Retirement doesn’t have to be boring
In 2000, Dr. Pogue decided it was time to retire. Having read that many people — particularly in his profession — become bored and depressed after retirement, he decided on a few ways to occupy himself: he bought a motorcycle, signed up for piano lessons and started clowning. The latter came to be after Dr. Pogue learned that a social worker at Sharp Grossmont wanted to begin a clowning program. When the hospital offered a course in clowning, he seized the opportunity, and so began Dr. Pogue’s volunteer service.

“Caring clowns are much different from performing clowns,” explains Dr. Pogue. “The focus is not on performing; our job is to visit patients and cheer them up, or lend a listening ear when they need someone to talk to. Visiting and interacting with patients on a personal level helps keep their mind off their medical issues, at least temporarily.”

It can be extremely difficult when someone is dealing with a medical issue that keeps them in the hospital, sometimes with no distractions or loved ones to visit. A hospital stay can take a toll on their spirit and bring down their mood, which can negatively affect the healing process.

“With some patients, there is a noticeable change in demeanor between the time that we enter the room and when we leave,” he says. “Many are in a much better mood, and the positivity they feel after our interactions sticks with the patient after we leave. That boost gives them a better outlook, gets them more engaged in their care and carries over into their recovery.”

Doctors and nurses need cheering up, too
In a busy, demanding profession where burnout is common, Dr. Pogue understands that nurses, doctors and other employees need a smile and a laugh just as much as patients. So he made it a point to cheer them up too. Connecting with staff helps boost their mood, which can improve their interactions and relations with patients.

“In addition to the more than 1,620 hours of service Dr.
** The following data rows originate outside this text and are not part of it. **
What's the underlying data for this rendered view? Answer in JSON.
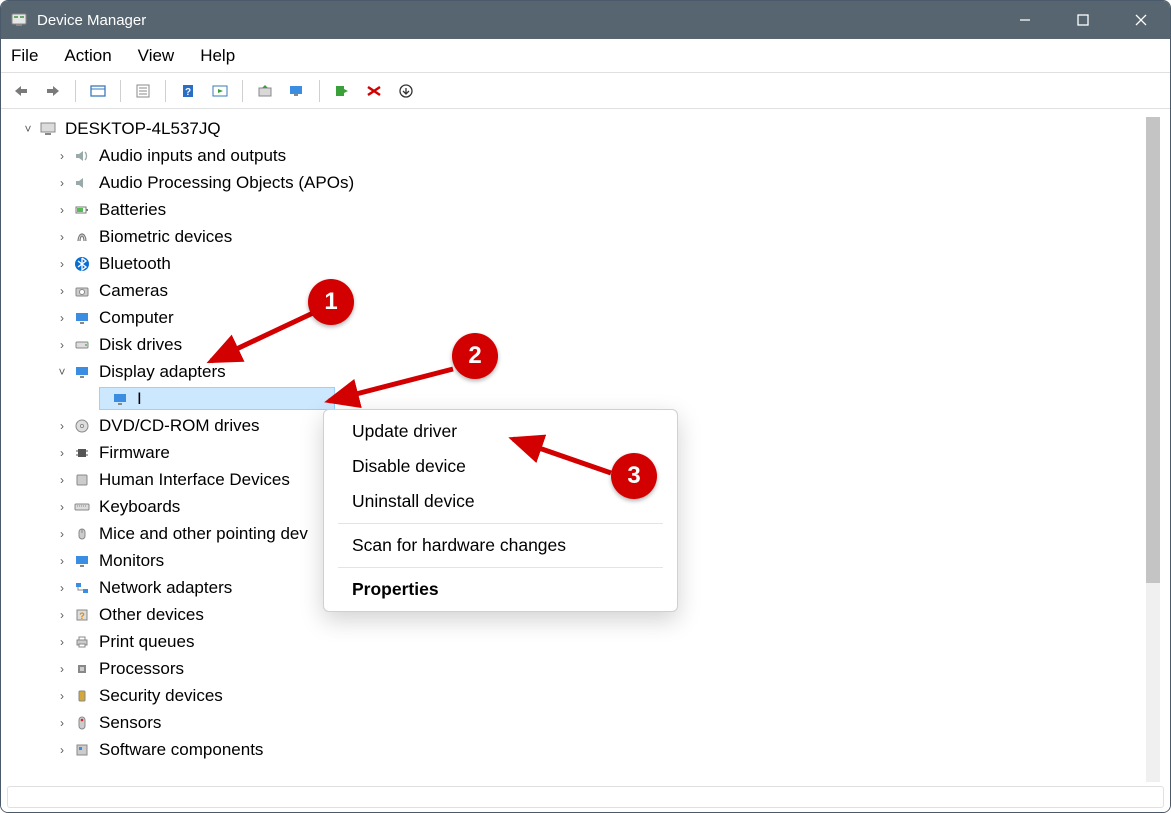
{
  "window": {
    "title": "Device Manager"
  },
  "menu": {
    "file": "File",
    "action": "Action",
    "view": "View",
    "help": "Help"
  },
  "tree": {
    "root": "DESKTOP-4L537JQ",
    "items": [
      "Audio inputs and outputs",
      "Audio Processing Objects (APOs)",
      "Batteries",
      "Biometric devices",
      "Bluetooth",
      "Cameras",
      "Computer",
      "Disk drives",
      "Display adapters",
      "DVD/CD-ROM drives",
      "Firmware",
      "Human Interface Devices",
      "Keyboards",
      "Mice and other pointing dev",
      "Monitors",
      "Network adapters",
      "Other devices",
      "Print queues",
      "Processors",
      "Security devices",
      "Sensors",
      "Software components"
    ],
    "selected_child": "I"
  },
  "context": {
    "update": "Update driver",
    "disable": "Disable device",
    "uninstall": "Uninstall device",
    "scan": "Scan for hardware changes",
    "properties": "Properties"
  },
  "annotations": {
    "b1": "1",
    "b2": "2",
    "b3": "3"
  }
}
Pogue provided with his certified pet therapy dogs, Thunder and Rayo, he also mentored and trained new therapy clowns,” says Linda Van Fulpen, manager of volunteer services at Sharp Grossmont Hospital. “He was a tireless advocate for humor in health care and enjoyed sharing his talent, rubber chicken, corny jokes, colorful outfits and ‘I Met a Clown Today’ stickers with our patients, staff and physicians.”

Although Dr. Pogue has retired from clowning, his legacy lives on in the memories and minds of many, including his old clown crew who continue to carry on the tradition.